When you don’t feel obligated or beholden anymore to your partner’s wishes. That’s how you know.
And if it sounds like your partner has a long way to go to get there with you, well, now you know why people say it’s pretty much impossible. Abusive people don’t just “stop abusing.” They have to change completely. They have to go through a transformation in which they completely leave behind many of the core values they had before, values that make it ok in their mind to act abusive.
Take it from me… I’ve made this journey. For me now, to be told No or be rebuked and even insulted? These are blessings. They are affirmations that the person understands they can be themself with me and not hold back, that at least I’m doing that part right.
Anybody worthy of your trust needs to get to where they can understand this. That’s what it’s gonna take for you to be able to really love your partner 100% without looking back.
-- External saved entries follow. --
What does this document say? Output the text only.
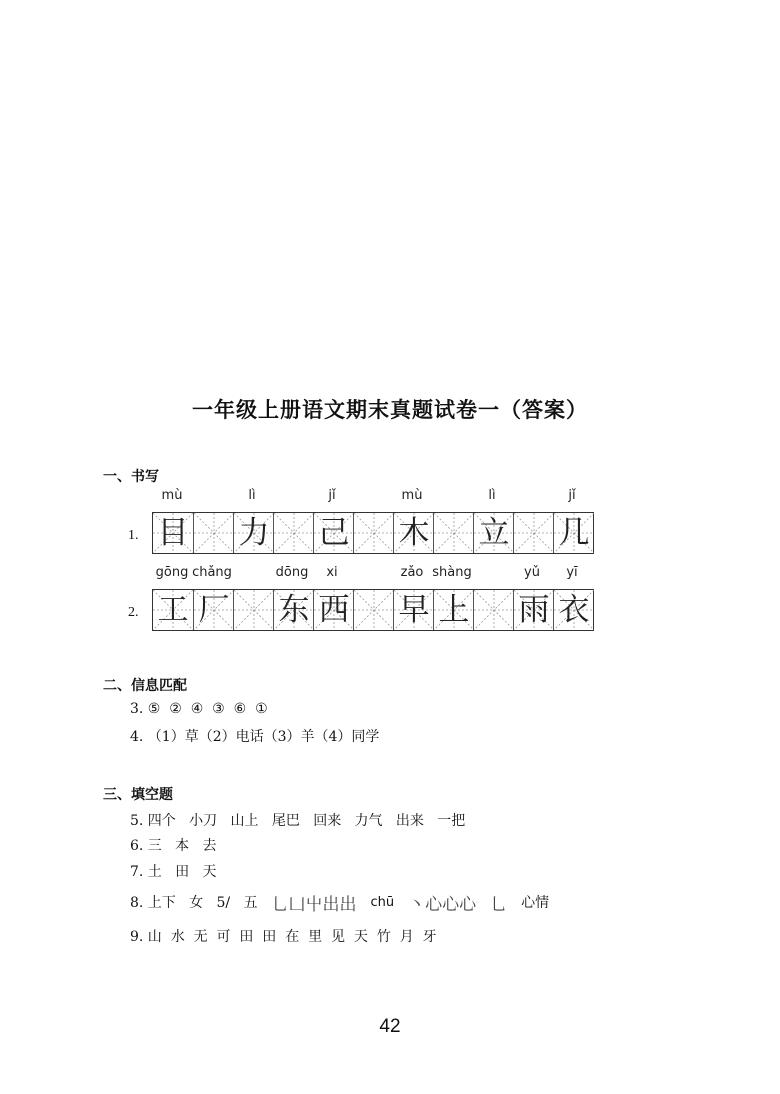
一年级上册语文期末真题试卷一（答案）
一、书写
mù	lì	jǐ	mù	lì	jǐ
1. 目 力 己 木 立 几
gōng chǎng	dōng	xi	zǎo shàng	yǔ	yī
2. 工 厂 东 西 早 上 雨 衣
二、信息匹配
3. ⑤  ②  ④  ③  ⑥  ①
4. （1）草（2）电话（3）羊（4）同学
三、填空题
5. 四个   小刀   山上   尾巴   回来   力气   出来   一把
6. 三   本   去
7. 土   田   天
8. 上下   女   5/   五 乚凵屮出出 chū 丶心心心 乚 心情
9. 山  水  无  可  田  田  在  里  见  天  竹  月  牙
42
If you want to be happy with your partner, they’re gonna need to do the necessary work on themself to be able to give you that happiness. This includes giving up the “right” to control you, guilt-trip you, and tell you who you can talk to and what you can do. And not only that: such a person has to want to truly change themselves, and work on it – saying that you’re gonna change doesn’t mean shit.
I hope what I’m saying helps somehow. I know things aren’t always so easy to figure out. But seriously, remember these things I’m telling you. Even if you can’t always take action, don’t ever let yourself forget. Reality in an abusive relationship is totally different from actual reality in the real world.